The Right, however, generally accepts that life is complicated. Ideas have consequences, we’re apt to say, often with the strong subtext that they’re probably not all those we intended. As such, we’re more likely to resist the urge to fuss with (seemingly) imperfect things, lest we discover afterwards that they were far more beneficial than we understood or appreciated.
But this can cut the other way too. In the current issue of National Review, our own — how I love saying that — Kevin Williamson brings up an interesting example of this sort of reverse–Chesterton fence in his report on the effects of Colorado’s marijuana legalization:
[But how do we] resolve the realities, which are that Colorado wants legal weed while Nebraska and Oklahoma do not, and that the presence of black markets in prohibition states ensures the presence of black markets and gray markets in legalization states?… While one can sympathize with the desire of people in the prohibition states to keep drugs out of their communities, it is more difficult to sympathize with their desire to avoid paying the freight for their decisions — especially when their prohibition imposes costs on legalization states just as legalization states impose costs on them.
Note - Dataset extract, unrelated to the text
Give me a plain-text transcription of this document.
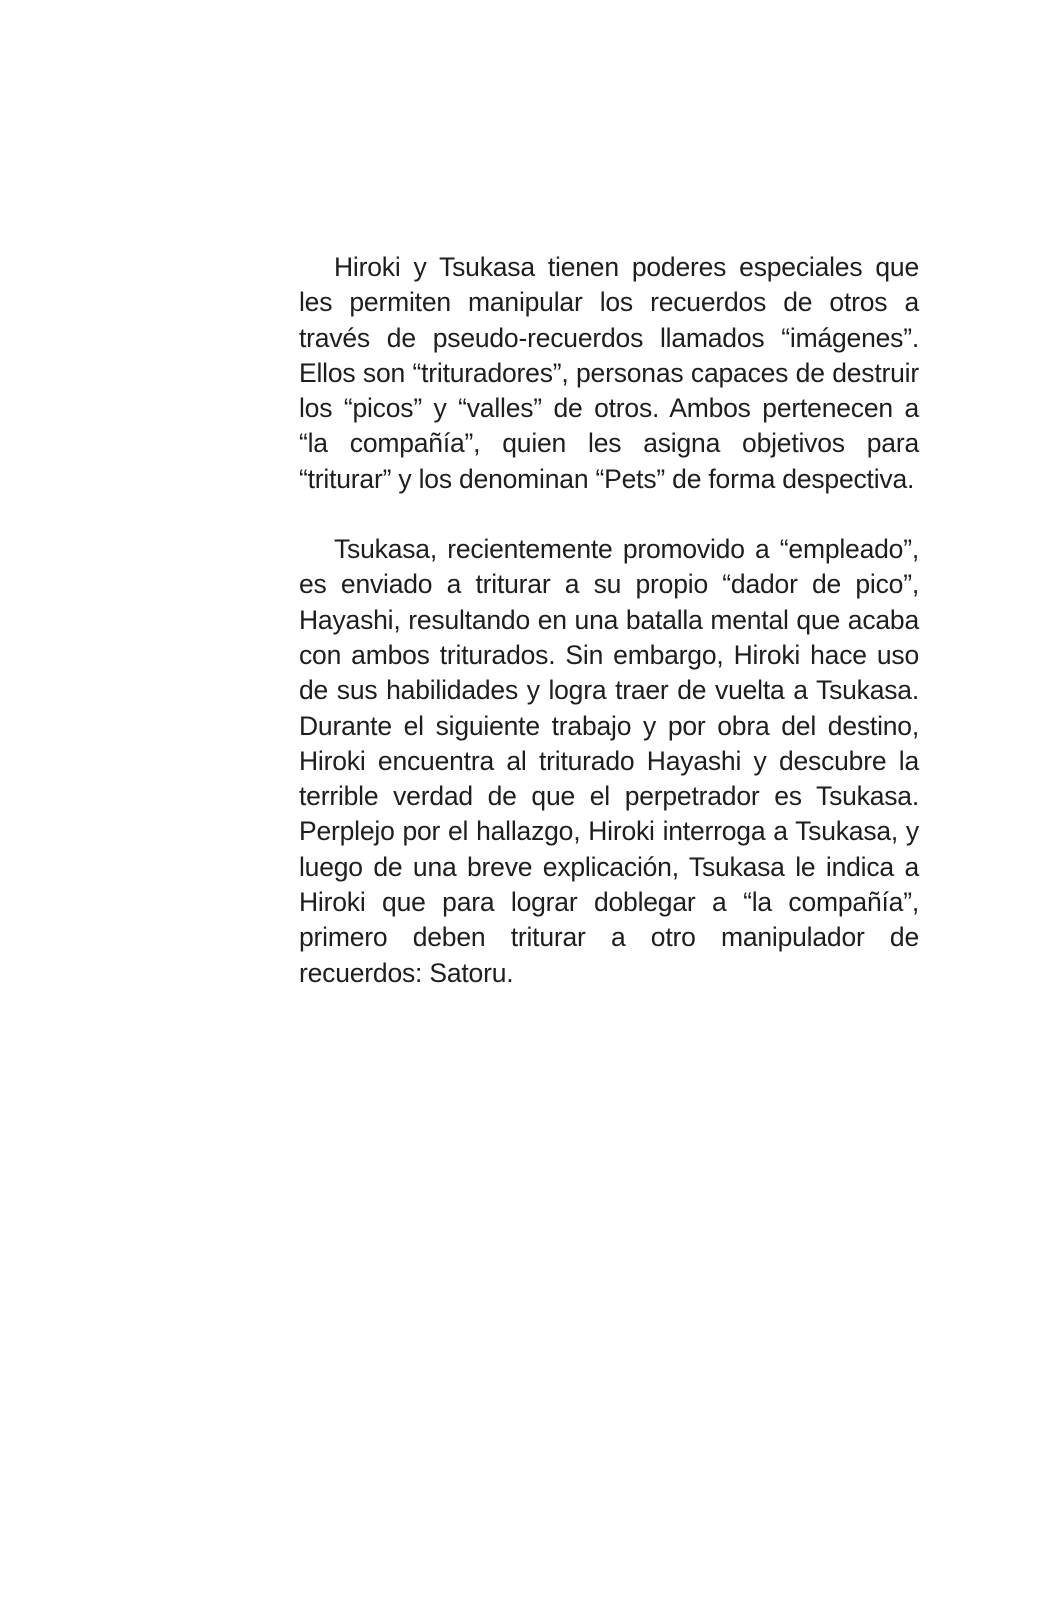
Hiroki y Tsukasa tienen poderes especiales que les permiten manipular los recuerdos de otros a través de pseudo-recuerdos llamados “imágenes”. Ellos son “trituradores”, personas capaces de destruir los “picos” y “valles” de otros. Ambos pertenecen a “la compañía”, quien les asigna objetivos para “triturar” y los denominan “Pets” de forma despectiva.

Tsukasa, recientemente promovido a “empleado”, es enviado a triturar a su propio “dador de pico”, Hayashi, resultando en una batalla mental que acaba con ambos triturados. Sin embargo, Hiroki hace uso de sus habilidades y logra traer de vuelta a Tsukasa. Durante el siguiente trabajo y por obra del destino, Hiroki encuentra al triturado Hayashi y descubre la terrible verdad de que el perpetrador es Tsukasa. Perplejo por el hallazgo, Hiroki interroga a Tsukasa, y luego de una breve explicación, Tsukasa le indica a Hiroki que para lograr doblegar a “la compañía”, primero deben triturar a otro manipulador de recuerdos: Satoru.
That is, it’s not just Colorado’s (relatively) new idea of legalization that has unintended consequences but also the (relatively) old idea of prohibition in the neighboring states; i.e., just as Nebraska and Oklahoma can blame Colorado for the increase in smuggling (and the attendant costs) caused by its legalization, Colorado can blame Nebraska and Oklahoma for creating conditions that make smuggling and other lawlessness attractive.
Now there’s a lot of distance between making this sort of observation and concluding that national drug legalization is good and/or moral policy; I’m not making that case here, at least now. But when we consider unforeseen consequences, we should give thought not only to those that might be caused by new action, but to those caused by old ones.